From the Rectory – February

The impala is by all accounts an unremarkable medium sized antelope that can be found in eastern and southern Africa. Unremarkable except for their astonishing ability to jump distances of eleven metres and to heights of more than three metres. Despite the huge leaps that they can make, impalas can be kept in any zoo enclosure with a wall that is only three feet high. As they aren’t tall enough to see what’s beyond the barrier, impalas won’t attempt to escape as they can’t see where they might land.

If any animal had a motto, the impala’s would absolutely be ‘look before you leap’.

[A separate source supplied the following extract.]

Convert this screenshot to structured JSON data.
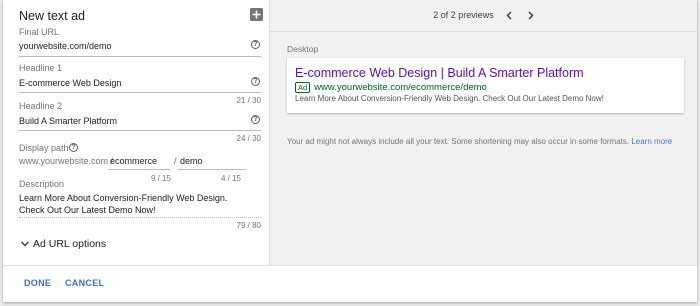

Predicting what lies ahead is the bread and butter of fortune tellers, stock market gurus and professional gamblers. Each takes the information in front of them, whether it be the tea leaves in a cup, the pages of the Financial Times, or the cards that are on the table, and uses them to attempt to forecast what might happen next.

Although the accuracy of their predictions can be somewhat haphazard, this hasn’t stopped ‘experts’ on the future from being consulted time and time again. A little bit of foreknowledge is seen as hugely advantageous.

There is a world of difference though between seeking to divine what the weeks and years to come might hold, and being well prepared.

Jesus told a story about a group of ten bridesmaids waiting with oil lamps to welcome a bridegroom to his wedding feast. As is the way of these things, the groom is late arriving, by which time all the bridesmaids have fallen asleep. When the cry goes out ‘he has arrived’, all ten jump to their feet ready to re-light their lamps and greet the groom. Five of the girls have remembered to bring spare fuel. The other five have not, and while they are off desperately trying to find someone to sell them some oil, the door is closed, and the party is celebrated without them.

Being prepared and ready for Jesus is about putting ourselves right with God.

Ash Wednesday marks the beginning of Lent this February, and in the weeks leading up to Easter we have an opportunity to remind ourselves of just what Jesus did on the cross, and how we can reconnect our lives with his.